BlockDataTrust Benchmark: A Structured Dataset for Evaluating Blockchain Data Trust
The BlockDataTrust Benchmark Dataset (BlockDataTrust) is a comprehensive synthetic dataset developed to support research on data trustworthiness in blockchain-integrated systems. It was created as part of ongoing research at University College Dublin, specifically to address the growing need for structured, machine learning–ready data to evaluate trust in decentralized environments.
Unlike existing blockchain datasets that typically focus on isolated issues such as transaction fraud or smart contract bugs, BlockDataTrust spans three dimensions of trust:
Data source–related features (e.g., sensor certification, update frequency, false data reports)
Blockchain-internal behaviors (e.g., transaction success rates, node reputation, smart contract consistency)
External entity interactions (e.g., cross-chain validations, crowdsourced trust scores, third-party verification)
The dataset includes both benign and malicious samples, with adversarial patterns modeled using domain-informed statistical distributions. Simulated attacks include Sybil identities, compromised devices, smart contract misbehavior, and collusive validation, among others. To label ambiguous benign data at scale, Snorkel weak supervision was applied — allowing probabilistic labeling beyond hardcoded heuristics.
BlockDataTrust is also designed to be modular and extensible, enabling integration with additional data from synthetic or real-world blockchain applications. It includes both balanced and realistic (5% attack) versions, enabling robustness testing under various threat densities.
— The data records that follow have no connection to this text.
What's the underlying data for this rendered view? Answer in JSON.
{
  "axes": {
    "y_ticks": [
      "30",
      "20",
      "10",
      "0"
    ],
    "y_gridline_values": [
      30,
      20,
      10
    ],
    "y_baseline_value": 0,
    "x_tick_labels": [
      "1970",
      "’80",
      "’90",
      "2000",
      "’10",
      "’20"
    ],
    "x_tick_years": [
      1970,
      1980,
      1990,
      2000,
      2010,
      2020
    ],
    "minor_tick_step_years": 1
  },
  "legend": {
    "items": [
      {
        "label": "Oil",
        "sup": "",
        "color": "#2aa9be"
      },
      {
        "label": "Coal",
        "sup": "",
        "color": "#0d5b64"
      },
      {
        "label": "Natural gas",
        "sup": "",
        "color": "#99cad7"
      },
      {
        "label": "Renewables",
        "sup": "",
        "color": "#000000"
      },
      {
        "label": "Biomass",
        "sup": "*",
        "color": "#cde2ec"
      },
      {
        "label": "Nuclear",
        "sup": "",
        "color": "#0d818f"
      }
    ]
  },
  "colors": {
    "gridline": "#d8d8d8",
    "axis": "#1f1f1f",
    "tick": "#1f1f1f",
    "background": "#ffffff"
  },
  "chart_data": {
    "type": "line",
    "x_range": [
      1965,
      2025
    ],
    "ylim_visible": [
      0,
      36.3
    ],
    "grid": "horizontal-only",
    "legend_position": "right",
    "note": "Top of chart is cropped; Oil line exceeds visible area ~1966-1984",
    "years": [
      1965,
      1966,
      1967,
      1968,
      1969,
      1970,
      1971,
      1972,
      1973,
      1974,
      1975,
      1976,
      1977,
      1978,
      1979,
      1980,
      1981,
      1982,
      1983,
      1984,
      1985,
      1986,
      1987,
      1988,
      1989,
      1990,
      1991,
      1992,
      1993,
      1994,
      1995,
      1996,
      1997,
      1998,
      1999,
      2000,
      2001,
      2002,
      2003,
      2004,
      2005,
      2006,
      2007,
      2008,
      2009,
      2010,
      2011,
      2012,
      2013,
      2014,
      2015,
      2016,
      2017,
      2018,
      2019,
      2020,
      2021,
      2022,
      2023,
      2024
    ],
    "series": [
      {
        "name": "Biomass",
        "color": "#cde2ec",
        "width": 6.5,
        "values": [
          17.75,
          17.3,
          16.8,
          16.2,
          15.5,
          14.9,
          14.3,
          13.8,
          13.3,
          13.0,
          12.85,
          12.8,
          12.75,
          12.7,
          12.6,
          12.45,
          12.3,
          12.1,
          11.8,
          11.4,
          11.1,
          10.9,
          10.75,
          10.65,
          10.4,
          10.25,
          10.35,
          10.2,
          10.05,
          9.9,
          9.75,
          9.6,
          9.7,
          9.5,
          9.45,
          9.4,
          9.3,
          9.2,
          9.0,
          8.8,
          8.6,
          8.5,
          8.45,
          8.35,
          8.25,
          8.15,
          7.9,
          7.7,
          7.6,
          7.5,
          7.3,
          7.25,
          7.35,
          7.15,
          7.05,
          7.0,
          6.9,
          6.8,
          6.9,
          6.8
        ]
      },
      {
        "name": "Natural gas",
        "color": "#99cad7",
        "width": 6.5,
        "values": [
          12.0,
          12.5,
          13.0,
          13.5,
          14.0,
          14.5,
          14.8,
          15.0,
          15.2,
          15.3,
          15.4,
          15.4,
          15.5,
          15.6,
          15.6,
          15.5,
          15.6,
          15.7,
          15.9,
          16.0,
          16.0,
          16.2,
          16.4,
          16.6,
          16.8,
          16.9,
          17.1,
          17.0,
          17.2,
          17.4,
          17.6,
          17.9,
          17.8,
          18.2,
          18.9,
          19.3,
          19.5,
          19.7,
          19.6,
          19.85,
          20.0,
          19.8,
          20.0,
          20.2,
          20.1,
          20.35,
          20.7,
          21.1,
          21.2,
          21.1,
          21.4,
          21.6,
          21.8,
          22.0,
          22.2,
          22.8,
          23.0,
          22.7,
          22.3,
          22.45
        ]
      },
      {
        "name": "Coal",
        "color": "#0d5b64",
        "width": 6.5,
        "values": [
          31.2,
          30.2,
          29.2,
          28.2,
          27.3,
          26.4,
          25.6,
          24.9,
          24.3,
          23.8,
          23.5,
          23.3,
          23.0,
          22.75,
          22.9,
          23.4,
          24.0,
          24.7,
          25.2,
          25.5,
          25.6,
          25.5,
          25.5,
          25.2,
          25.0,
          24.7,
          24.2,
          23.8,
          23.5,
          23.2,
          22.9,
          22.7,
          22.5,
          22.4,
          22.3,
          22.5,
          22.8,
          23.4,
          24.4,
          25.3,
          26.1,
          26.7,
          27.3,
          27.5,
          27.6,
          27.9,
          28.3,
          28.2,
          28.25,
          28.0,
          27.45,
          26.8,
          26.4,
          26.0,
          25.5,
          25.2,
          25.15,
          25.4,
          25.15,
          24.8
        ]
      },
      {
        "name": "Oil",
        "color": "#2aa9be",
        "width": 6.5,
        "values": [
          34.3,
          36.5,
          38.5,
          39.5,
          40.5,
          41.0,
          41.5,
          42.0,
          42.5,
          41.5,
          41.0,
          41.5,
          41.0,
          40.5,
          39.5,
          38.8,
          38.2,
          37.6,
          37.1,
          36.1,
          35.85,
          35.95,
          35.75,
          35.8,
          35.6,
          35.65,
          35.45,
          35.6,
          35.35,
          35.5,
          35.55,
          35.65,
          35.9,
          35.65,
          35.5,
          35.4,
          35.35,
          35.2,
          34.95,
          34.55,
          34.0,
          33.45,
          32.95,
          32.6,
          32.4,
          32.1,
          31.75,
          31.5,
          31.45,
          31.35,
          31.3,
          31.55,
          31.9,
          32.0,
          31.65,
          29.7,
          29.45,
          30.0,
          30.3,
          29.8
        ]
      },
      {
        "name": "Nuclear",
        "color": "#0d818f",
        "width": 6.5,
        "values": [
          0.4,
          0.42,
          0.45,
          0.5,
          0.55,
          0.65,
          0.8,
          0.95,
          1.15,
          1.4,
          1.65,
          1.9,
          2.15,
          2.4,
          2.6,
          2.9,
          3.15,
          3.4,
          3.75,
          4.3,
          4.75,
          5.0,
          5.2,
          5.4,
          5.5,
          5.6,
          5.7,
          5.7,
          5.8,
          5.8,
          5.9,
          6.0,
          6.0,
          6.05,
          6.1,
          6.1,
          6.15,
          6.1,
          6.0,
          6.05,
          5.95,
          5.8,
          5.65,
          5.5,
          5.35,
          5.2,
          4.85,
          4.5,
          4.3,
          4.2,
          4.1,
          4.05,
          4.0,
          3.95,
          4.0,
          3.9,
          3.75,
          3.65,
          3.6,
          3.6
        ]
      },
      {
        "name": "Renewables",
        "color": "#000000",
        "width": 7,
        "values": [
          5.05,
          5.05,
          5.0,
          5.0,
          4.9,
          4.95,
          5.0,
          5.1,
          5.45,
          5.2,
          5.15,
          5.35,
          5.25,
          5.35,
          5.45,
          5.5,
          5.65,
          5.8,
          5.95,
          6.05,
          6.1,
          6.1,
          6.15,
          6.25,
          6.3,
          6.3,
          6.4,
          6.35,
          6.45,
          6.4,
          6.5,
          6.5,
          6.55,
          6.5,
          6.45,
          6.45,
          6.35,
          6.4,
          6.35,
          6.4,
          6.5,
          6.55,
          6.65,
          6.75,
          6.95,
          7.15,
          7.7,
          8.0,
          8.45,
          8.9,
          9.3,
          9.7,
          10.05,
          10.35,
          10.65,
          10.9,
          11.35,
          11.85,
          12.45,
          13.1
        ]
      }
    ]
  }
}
Download the dataset from Kaggle:
https://www.kaggle.com/datasets/rashmiratnayake/blockdatatrust-benchmark-dataset
DOI: https://doi.org/10.34740/kaggle/dsv/12159772
This dataset helps address the lack of structured, domain-informed datasets for trust assessment in blockchain environments and serves as a valuable resource for researchers working on blockchain security and trust modeling using machine learning.